Озираясь, он вдруг увидел мужчину в кожаной куртке, черных рабочих штанах и черной шляпе с опущенными полями. Тот как раз входил во двор. Встретившись взглядом с Максом, он кивнул, не спеша подошел к каменной стене и стал смотреть поверх нее вдаль, на крыши Кавайона.
— Давай вернемся. — Взяв Стефани за руку, Макс вывел ее через деревянную калитку на тропинку, и они двинулись к дому. По дороге он то и дело оборачивался. Они проходили мимо каменных стен с высокими воротами из кованого железа. За воротами были видны сложенные из камня дома посреди обширных садов с фонтанами, статуями и исполинскими деревьями. Залитые солнцем камни на фоне голубого неба, казалось, сами излучали свет; лепестки роз бросали на них золотые и розовые блики, а листья платанов — темно-зеленые, почти черные. Гармония чистых и мягких красок окружающей природы растрогала Макса до слез. Обернувшись, он увидел, что на тропинке сзади никого нет, но он так и не смог расслабиться. Ускорив шаг, они достигли своего дома.
— Я сейчас отправляю кое-что из вещей на склад, чтобы потом их переслали на новое место.
— Ты что, собрался уезжать? Но почему? Мы что, уезжаем из Кавайона?

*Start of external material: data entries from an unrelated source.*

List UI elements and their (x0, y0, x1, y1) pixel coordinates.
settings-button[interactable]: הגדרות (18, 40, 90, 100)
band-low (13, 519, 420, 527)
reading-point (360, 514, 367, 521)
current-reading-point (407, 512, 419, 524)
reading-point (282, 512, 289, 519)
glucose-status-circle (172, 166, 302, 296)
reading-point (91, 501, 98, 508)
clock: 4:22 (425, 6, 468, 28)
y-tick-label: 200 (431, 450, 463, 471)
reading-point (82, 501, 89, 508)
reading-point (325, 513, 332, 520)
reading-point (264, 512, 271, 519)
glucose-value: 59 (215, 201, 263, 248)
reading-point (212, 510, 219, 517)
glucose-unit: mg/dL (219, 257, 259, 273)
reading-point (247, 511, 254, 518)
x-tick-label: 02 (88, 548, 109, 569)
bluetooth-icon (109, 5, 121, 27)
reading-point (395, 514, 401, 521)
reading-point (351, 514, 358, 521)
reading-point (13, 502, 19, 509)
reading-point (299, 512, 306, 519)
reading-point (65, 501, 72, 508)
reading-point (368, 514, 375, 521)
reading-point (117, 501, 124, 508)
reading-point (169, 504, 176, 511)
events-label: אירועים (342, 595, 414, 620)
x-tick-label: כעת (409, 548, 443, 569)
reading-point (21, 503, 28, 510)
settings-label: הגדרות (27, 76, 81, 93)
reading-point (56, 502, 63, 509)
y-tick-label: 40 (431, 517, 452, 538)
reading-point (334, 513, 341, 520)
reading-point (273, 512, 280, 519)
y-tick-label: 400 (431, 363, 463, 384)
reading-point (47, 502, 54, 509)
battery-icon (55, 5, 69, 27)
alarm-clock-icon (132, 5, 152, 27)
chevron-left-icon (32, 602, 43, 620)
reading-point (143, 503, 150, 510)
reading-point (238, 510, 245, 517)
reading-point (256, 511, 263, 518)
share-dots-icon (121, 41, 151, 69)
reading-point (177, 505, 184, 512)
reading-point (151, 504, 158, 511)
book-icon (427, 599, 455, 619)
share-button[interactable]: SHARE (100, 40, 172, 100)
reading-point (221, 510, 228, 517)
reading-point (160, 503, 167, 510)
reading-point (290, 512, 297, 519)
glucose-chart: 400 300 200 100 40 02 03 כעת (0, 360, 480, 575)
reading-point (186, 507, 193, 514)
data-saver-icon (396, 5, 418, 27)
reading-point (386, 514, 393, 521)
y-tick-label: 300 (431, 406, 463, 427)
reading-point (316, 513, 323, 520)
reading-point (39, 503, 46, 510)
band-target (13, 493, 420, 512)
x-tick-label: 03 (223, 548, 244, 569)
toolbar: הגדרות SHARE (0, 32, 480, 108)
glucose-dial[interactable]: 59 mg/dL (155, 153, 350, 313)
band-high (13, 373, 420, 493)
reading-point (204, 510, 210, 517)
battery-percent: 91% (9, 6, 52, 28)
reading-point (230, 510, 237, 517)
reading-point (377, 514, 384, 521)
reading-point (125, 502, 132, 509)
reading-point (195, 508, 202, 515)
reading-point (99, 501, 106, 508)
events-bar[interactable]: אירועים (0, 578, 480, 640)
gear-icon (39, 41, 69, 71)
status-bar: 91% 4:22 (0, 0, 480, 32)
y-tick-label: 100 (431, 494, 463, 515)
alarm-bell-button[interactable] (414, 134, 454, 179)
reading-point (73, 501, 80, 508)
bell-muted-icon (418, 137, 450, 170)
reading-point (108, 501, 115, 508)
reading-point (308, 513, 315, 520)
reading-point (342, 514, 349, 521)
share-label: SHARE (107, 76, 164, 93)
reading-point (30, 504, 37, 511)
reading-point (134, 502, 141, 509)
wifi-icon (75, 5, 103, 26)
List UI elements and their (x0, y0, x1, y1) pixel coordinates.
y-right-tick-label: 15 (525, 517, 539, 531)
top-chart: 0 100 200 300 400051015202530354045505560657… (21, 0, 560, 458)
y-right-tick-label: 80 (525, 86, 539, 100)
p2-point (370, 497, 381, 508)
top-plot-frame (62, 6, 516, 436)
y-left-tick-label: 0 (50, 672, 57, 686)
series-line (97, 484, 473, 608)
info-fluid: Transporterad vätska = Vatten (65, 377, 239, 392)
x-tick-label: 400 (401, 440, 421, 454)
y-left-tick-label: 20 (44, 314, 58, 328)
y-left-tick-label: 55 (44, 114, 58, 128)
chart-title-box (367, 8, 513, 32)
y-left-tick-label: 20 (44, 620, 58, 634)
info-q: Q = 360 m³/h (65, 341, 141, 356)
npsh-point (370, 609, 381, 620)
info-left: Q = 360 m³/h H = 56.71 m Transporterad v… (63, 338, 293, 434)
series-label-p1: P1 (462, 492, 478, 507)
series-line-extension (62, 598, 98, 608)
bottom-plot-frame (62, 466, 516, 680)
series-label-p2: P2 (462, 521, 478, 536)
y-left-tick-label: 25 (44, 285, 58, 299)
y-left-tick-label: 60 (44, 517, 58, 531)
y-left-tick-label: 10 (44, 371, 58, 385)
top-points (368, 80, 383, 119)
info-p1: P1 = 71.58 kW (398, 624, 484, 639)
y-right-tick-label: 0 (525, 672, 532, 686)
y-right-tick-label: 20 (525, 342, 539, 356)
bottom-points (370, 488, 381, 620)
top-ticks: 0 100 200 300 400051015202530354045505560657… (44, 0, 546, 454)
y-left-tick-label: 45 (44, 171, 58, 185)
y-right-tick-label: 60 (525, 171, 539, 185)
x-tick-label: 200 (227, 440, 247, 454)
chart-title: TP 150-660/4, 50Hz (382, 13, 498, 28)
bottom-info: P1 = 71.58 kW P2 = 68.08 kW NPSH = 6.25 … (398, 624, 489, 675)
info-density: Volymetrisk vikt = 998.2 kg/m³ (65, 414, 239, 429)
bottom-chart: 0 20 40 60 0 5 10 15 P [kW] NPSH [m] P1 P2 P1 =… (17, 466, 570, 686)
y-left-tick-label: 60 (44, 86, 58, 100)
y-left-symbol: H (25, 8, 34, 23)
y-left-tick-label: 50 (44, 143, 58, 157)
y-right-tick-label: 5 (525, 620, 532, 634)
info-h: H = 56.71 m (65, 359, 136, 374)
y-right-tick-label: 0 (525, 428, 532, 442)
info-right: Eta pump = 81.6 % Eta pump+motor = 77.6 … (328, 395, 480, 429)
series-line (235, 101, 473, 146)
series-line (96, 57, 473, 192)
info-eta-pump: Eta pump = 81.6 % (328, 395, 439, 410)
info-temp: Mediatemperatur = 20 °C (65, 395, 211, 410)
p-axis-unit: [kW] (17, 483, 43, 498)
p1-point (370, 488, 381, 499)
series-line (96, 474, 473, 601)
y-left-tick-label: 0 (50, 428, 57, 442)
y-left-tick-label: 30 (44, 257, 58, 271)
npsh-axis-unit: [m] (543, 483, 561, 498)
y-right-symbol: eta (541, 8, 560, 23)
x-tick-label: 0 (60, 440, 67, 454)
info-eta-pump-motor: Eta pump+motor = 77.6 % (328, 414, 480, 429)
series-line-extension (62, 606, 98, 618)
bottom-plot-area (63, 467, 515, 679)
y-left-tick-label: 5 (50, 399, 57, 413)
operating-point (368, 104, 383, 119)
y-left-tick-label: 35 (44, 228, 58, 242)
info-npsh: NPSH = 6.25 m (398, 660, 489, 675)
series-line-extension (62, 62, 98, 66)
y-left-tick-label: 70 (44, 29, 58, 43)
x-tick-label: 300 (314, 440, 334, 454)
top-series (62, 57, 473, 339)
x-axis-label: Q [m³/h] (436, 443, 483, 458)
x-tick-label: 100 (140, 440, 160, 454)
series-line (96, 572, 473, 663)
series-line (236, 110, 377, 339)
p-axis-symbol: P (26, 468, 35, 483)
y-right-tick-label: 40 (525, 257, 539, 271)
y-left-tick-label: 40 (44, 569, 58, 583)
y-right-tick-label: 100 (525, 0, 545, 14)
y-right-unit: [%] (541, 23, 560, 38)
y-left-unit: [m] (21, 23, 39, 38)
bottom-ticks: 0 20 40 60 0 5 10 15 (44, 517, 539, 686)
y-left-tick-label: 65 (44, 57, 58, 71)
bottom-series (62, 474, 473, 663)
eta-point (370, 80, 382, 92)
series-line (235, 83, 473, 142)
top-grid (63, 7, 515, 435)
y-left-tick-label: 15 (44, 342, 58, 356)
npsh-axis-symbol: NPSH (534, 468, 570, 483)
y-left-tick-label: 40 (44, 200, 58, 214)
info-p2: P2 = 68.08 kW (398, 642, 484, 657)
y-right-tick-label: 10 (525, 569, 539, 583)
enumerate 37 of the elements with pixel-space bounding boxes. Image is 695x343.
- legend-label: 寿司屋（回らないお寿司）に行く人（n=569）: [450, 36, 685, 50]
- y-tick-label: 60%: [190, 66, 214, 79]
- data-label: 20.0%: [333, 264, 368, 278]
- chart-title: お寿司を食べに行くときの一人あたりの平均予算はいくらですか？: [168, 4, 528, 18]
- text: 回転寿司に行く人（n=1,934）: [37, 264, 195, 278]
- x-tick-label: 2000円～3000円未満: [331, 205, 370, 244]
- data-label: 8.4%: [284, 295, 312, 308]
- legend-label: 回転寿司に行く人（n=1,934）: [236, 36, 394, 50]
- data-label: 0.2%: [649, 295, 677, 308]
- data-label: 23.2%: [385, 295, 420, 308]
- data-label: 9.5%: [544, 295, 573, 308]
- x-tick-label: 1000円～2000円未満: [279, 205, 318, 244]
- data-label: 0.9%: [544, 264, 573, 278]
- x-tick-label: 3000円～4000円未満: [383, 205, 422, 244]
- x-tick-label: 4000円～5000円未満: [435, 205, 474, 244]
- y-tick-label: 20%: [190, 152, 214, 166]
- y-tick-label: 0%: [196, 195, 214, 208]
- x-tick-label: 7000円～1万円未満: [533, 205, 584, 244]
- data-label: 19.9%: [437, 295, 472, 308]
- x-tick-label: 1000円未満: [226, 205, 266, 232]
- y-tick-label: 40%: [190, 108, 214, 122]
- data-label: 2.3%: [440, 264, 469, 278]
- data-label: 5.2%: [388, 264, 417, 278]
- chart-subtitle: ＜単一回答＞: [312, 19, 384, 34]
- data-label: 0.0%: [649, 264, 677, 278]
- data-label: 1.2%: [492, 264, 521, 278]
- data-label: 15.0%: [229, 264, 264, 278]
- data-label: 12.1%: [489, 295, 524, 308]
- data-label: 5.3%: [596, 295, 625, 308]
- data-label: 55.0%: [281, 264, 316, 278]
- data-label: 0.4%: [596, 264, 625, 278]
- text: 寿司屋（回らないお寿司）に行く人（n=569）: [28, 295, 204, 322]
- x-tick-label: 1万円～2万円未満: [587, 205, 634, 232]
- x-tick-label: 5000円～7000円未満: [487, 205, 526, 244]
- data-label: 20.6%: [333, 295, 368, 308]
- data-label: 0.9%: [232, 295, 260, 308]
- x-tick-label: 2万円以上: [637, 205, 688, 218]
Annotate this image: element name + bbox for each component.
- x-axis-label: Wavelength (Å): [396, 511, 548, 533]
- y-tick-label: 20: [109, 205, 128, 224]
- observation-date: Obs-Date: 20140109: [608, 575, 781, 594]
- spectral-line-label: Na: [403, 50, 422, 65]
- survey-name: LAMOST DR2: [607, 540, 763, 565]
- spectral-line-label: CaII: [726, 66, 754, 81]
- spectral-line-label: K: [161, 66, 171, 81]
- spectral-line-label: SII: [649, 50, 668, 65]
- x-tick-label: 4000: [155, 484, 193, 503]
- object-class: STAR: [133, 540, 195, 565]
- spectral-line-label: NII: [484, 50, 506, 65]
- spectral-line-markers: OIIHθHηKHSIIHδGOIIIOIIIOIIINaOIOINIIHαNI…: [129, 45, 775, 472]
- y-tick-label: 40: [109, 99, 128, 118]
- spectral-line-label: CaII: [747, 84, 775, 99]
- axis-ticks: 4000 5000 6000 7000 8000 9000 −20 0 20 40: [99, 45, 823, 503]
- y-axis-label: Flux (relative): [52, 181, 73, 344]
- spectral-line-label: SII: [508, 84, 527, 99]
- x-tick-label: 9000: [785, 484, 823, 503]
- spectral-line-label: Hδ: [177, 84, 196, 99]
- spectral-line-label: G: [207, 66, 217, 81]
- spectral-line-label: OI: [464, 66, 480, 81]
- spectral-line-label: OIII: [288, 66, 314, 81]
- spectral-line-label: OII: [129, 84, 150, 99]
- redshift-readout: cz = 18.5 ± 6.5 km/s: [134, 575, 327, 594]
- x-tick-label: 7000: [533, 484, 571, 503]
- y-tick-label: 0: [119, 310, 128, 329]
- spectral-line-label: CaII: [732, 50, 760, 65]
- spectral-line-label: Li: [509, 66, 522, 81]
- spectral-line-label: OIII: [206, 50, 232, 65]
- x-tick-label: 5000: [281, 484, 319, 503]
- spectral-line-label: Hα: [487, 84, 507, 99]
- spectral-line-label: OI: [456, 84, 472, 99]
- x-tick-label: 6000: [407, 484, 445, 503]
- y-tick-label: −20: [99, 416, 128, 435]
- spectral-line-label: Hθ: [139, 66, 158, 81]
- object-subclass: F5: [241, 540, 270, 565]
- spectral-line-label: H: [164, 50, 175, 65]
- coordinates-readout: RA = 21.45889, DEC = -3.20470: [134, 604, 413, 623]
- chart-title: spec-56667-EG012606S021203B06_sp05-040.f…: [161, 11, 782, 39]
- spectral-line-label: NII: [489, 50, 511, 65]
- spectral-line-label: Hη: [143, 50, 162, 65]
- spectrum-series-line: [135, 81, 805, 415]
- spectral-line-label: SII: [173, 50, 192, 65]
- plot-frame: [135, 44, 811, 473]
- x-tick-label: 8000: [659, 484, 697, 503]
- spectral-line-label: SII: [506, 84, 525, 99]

— Сабрина, мы ведь уже говорили об этом. О тех местах, где ты еще не бывала, где еще красивее, чем здесь. Пора нам посмотреть другие страны и города… С какой стати ограничивать себя только этим Богом забытом уголком?
— Я так не думаю. Мне нравится Кавайон, здесь ведь мой дом. Это единственный дом, который у меня есть.
— У тебя будут и другие. Мы с тобой сами об этом позаботимся.
— Мне не нужны другие.
— Может получиться так, что выбирать тебе не придется.
Стефани вырвала руку.
— Нет, я буду выбирать сама. — Они подошли к воротам, и Макс хотел было уже войти.
— Может, постоим здесь? Почему обязательно нужно идти?
Он взял ее за руку.
— Ближе к дому я чувствую себя спокойнее.
— А я нет, — Стефани задумалась о Леоне: вот они ласкают друг друга под сенью деревьев неподалеку от Сен-Сатюрнина, вот завтракают на солнечном берегу Сорг, а река лениво катит мимо них свои воды; вот проезжают на велосипедах мимо причудливо переплетенных побегов виноградников, сгибающихся под тяжестью гроздьев. Леон был для нее свежим воздухом, солнечным светом, серебристым серпом луны, теплой, влажной землей. А когда они бывали вместе, они были словно плоть от плоти земли, черпая силы у нее и друг у друга. Макс — это совсем другое. Это — недомолвки, замкнутость, тайные козни, искусственность. Макс не был плотью земли, потому что чувствовалось: он полон решимости заставить ее служить себе.